The reason all your class instances have the same value for the argument is because its default value is determined only once, when the method definition it is part of is compiled as part of the class statement's execution.

Although this is not the use it was designed for, you could use Recipe 20.14 titled Automatic Initialization of Instance Attributes from the somewhat dated Python Cookbook, 2nd Edition to achieve what you want to do.

This is it applied to the sample code in your question:

class AutoAttr(object):
    def __init__(self, name, factory, *args, **kwds):
        self.data = name, factory, args, kwds
    def __get__(self, obj, cls=None):
        name, factory, args, kwds = self.data
        setattr(obj, name, factory(*args, **kwds))
        return getattr(obj, name)

import math
import random

class Test(object):
    r = AutoAttr('r', random.randrange, 0, math.pow(2,128)-1)  # default value
    def __init__(self, r=None):
        if r is not None:  # argument value supplied to override default?
            self.r = r
        print format(self.r, ',d')

for i in xrange(5):
    Test()
Test(42)  # override default random initial value

Sample output:

282,608,676,427,101,189,083,121,399,193,871,110,434
211,475,719,281,604,076,410,306,973,803,289,140,631
86,842,148,927,120,143,765,936,219,265,140,532,918
41,767,122,731,332,110,507,836,985,804,081,250,336
97,993,619,669,833,151,963,441,072,354,430,500,011
42

Here's how it works:

The auto_attr class from the recipe is a called a descriptor.

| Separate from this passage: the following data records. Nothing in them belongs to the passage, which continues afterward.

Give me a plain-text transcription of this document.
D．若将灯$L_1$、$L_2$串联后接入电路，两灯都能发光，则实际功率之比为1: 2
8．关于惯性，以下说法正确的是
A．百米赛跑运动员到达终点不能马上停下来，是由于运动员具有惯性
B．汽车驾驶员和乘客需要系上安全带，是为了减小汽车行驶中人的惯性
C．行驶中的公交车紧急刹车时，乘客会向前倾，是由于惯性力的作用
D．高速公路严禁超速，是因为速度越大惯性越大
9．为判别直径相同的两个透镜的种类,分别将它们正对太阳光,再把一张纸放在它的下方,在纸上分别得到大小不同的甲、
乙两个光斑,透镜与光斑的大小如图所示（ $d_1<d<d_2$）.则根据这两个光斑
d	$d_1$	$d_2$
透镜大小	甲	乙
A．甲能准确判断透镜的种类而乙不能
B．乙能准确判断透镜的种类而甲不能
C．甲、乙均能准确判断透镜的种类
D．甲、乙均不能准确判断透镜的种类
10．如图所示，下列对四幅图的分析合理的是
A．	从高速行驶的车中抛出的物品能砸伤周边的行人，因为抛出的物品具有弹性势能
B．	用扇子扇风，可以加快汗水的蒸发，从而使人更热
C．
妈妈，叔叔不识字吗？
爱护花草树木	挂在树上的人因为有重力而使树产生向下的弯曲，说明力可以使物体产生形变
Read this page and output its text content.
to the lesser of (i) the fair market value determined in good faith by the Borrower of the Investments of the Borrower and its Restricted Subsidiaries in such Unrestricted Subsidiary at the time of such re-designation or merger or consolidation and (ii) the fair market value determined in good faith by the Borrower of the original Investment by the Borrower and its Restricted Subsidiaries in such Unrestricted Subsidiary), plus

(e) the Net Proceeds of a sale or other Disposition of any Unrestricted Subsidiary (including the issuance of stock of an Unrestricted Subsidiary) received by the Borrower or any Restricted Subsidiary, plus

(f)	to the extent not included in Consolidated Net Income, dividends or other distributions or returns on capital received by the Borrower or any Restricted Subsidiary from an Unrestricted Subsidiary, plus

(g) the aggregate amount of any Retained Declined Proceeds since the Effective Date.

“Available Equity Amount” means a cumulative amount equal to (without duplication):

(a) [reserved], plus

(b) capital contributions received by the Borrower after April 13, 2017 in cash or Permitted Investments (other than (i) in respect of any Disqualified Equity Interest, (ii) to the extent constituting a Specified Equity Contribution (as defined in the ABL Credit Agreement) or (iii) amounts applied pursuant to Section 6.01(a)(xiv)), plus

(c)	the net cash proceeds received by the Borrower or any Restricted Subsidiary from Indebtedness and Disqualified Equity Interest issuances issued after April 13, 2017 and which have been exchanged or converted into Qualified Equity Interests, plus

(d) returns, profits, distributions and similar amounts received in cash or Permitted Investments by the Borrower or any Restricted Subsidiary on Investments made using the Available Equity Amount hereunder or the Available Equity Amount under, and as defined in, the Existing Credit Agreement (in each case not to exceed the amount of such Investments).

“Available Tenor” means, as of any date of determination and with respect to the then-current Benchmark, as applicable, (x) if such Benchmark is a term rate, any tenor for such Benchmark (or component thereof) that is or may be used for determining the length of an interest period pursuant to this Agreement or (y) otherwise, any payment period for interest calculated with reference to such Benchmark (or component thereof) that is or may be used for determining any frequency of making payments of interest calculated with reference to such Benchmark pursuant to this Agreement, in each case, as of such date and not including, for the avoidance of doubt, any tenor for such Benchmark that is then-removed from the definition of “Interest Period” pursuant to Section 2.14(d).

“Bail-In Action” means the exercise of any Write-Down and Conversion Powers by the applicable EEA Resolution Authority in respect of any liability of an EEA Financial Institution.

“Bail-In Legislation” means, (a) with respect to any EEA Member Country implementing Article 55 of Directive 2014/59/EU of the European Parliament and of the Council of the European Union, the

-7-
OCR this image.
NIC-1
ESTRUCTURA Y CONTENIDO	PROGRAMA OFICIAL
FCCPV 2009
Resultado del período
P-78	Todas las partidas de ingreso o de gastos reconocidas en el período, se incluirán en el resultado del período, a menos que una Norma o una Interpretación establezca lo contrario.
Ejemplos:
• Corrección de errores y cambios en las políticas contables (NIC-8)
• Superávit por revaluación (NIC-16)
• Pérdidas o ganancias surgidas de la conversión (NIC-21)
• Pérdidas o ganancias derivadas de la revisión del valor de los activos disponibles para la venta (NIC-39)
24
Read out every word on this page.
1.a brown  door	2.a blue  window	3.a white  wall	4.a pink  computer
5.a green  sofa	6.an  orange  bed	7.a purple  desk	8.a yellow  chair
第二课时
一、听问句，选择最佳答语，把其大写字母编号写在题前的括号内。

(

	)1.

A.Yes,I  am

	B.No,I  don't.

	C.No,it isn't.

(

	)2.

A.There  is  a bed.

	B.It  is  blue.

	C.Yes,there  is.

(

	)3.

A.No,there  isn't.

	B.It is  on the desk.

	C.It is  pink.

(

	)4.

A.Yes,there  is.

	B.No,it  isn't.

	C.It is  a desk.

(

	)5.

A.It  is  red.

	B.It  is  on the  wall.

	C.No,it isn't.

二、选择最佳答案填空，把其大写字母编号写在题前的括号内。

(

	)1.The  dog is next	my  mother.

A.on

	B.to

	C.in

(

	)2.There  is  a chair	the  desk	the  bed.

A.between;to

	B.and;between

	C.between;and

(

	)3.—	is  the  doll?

One of them is assigned to a Test class attribute named r. The first time you access this attribute in an instance of Test using self.r, Python notices it's bound to a descriptor and calls its __get__() method with the Test instance as an obj argument.

The descriptor's __get__() method calls the associated factory function and assigns the result to an instance attribute with the same name, so that all further references to that attribute through the instance will get its actual value instead of the Test class's auto_attr descriptor.